Generally, most laminate flooring panels will snap "click" together without the use of glue. Some can be easily done by hand and others may require the use of a mallet and a tapping block to tap into place. With a glue installation method, the installer will need to apply glue to the tongue and groove of each plank. Pre-glued laminate flooring planks come with glue that is applied by the manufacturer and which must be moistened by the installer before the planks are clicked together.
What should I do before beginning laminate flooring installation?
• Inspect your laminate flooring panels carefully for any defects.
• Allow your laminate flooring to acclimate to the room where it will be installed for at least 48 hours.
• Ensure that the temperate of the room is at least 65°F (15°C) and that the floor surface temperature is at least 59°F before installation, while you install, and for at least three days after installation.
• Make sure your subfloor is even and dry.

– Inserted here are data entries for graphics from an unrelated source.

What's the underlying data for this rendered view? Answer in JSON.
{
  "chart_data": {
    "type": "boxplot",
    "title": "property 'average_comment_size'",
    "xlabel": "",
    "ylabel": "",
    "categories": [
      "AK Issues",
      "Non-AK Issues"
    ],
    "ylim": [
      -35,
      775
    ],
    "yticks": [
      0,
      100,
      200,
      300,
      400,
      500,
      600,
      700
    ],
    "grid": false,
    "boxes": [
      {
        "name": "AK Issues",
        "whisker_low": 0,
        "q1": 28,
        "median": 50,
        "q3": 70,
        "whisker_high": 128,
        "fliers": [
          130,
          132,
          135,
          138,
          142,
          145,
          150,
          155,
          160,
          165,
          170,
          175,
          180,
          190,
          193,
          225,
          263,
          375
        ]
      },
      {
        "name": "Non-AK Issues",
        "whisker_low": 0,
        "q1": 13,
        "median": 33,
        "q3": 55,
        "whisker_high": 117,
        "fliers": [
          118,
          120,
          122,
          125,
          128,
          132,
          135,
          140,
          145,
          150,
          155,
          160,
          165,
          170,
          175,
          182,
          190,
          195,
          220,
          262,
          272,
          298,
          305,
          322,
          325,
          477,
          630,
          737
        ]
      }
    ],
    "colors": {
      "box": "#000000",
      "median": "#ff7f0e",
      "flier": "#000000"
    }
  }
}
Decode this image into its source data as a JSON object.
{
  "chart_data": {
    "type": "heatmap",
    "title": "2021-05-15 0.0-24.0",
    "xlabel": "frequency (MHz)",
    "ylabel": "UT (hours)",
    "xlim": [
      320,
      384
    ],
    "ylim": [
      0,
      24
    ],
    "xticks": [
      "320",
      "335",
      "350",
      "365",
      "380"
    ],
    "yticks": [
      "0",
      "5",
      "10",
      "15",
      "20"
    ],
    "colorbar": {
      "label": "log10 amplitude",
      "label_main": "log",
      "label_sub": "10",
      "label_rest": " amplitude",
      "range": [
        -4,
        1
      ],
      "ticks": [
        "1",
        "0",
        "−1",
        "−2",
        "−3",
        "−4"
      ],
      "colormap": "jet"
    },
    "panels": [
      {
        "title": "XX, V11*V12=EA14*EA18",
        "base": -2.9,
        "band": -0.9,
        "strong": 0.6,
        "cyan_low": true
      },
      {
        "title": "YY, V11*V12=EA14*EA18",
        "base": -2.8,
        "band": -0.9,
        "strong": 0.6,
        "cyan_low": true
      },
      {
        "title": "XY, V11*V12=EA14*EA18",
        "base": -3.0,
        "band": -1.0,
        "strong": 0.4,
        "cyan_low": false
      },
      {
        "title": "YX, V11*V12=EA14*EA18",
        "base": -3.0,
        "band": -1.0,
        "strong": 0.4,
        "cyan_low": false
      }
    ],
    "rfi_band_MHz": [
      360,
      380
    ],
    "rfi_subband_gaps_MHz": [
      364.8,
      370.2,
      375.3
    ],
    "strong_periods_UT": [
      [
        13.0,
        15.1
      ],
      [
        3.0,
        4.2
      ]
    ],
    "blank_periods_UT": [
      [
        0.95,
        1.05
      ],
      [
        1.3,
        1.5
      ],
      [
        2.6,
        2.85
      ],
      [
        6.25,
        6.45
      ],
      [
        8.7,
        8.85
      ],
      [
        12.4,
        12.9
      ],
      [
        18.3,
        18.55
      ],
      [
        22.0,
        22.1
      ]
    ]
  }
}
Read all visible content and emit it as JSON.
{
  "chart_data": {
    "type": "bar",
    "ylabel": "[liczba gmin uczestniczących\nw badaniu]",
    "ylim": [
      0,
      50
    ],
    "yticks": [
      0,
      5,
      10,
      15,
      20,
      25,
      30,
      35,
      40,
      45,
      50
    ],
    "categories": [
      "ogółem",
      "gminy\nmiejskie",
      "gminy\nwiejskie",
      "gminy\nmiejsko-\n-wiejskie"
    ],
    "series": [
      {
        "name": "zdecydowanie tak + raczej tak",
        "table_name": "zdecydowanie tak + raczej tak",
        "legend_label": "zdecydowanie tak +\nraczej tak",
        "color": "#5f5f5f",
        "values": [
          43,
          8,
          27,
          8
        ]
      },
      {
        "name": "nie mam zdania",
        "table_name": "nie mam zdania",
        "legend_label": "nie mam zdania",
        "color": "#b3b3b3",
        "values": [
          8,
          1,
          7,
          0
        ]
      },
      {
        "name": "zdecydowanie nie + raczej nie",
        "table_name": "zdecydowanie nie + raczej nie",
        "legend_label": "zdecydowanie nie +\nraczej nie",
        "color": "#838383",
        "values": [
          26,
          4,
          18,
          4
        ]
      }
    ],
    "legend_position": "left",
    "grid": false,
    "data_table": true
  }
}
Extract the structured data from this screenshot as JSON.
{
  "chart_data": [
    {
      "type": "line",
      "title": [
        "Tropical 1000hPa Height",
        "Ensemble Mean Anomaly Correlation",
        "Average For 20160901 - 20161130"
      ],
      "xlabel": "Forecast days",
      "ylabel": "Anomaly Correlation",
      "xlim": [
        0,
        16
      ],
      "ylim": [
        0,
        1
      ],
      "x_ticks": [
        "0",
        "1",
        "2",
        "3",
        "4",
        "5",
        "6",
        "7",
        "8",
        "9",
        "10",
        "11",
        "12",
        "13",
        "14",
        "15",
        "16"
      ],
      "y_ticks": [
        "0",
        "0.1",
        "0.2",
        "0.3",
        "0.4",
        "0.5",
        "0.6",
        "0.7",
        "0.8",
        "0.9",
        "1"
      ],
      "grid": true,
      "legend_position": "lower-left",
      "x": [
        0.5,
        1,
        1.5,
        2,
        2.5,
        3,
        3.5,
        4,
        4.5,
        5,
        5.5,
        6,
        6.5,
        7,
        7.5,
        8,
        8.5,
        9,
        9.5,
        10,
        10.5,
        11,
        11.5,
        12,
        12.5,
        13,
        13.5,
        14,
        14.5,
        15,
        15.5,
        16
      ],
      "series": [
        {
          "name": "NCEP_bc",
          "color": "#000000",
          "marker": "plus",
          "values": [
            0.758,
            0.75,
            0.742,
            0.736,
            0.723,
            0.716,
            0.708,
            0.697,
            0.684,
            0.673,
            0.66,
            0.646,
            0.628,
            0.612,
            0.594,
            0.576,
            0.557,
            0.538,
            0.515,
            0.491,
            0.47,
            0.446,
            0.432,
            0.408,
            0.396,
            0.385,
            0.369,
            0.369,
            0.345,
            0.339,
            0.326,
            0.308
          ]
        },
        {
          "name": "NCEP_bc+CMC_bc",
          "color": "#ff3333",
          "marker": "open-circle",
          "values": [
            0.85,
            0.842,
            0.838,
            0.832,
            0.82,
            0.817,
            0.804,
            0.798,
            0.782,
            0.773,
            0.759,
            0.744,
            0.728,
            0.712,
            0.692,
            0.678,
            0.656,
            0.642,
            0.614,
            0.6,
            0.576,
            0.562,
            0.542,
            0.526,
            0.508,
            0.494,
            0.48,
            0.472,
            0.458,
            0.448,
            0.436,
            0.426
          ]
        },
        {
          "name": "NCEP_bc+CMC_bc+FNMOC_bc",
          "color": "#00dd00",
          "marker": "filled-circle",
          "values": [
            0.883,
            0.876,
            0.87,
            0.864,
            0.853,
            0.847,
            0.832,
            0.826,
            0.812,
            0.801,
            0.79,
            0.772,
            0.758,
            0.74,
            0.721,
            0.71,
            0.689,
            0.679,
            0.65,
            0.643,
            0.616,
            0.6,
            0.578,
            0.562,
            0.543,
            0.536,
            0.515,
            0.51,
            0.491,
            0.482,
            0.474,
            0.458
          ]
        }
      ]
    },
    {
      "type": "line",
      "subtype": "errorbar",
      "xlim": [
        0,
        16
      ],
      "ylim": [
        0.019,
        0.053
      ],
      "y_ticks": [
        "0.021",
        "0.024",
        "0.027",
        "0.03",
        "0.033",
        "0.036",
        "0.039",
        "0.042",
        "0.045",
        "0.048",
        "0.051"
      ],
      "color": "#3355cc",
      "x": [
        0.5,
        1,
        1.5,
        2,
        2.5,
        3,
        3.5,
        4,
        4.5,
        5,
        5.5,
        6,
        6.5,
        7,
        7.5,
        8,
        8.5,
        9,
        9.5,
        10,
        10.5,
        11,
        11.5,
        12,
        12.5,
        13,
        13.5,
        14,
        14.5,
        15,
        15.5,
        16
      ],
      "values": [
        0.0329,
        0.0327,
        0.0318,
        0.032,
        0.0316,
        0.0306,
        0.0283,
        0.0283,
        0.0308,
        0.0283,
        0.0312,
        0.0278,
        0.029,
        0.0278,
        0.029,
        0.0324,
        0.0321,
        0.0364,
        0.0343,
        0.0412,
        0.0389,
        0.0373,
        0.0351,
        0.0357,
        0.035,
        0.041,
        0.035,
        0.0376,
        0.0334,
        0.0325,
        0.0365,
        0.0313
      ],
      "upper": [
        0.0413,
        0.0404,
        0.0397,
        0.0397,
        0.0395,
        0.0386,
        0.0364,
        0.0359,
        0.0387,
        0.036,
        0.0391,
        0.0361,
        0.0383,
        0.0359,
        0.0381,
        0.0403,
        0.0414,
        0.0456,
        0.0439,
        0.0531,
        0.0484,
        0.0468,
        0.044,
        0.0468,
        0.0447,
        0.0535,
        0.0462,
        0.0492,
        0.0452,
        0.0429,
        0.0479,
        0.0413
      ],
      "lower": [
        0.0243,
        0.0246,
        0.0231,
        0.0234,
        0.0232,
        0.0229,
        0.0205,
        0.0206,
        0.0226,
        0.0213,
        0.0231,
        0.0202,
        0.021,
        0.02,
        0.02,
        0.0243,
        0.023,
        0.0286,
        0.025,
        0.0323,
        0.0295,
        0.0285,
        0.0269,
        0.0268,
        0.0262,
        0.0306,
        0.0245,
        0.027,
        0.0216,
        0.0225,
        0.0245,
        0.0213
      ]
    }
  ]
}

• Stagger planks according to the manufacturer’s recommendations.
• Consider where the main source of light enters your room and install the flooring parallel to the light.
• When installing laminate over a floor with radiant heating, review both manufacturers’ instructions for the laminate flooring and radiant heating system before beginning.
• You must leave an expansion gap around the perimeter of the room and around other obstacles within it according to the manufacturer’s recommendations.
• Always read the manufacturer’s installation instructions completely before beginning laminate flooring installation and make sure you understand them. If something doesn't make sense, contact the laminate flooring manufacturer to clarify.
How much laminate flooring do I need?
1. Divide the floor into rectangles.
2. Measure the length and width of each individual rectangle.
3. Multiply the length by the width of each individual rectangle.
4. Add your total for each rectangle together to get the total square footage.
5. Add an additional 5-10% (depending on the manufacturer’s recommendations) of the total square footage to the order to cover the waste factor.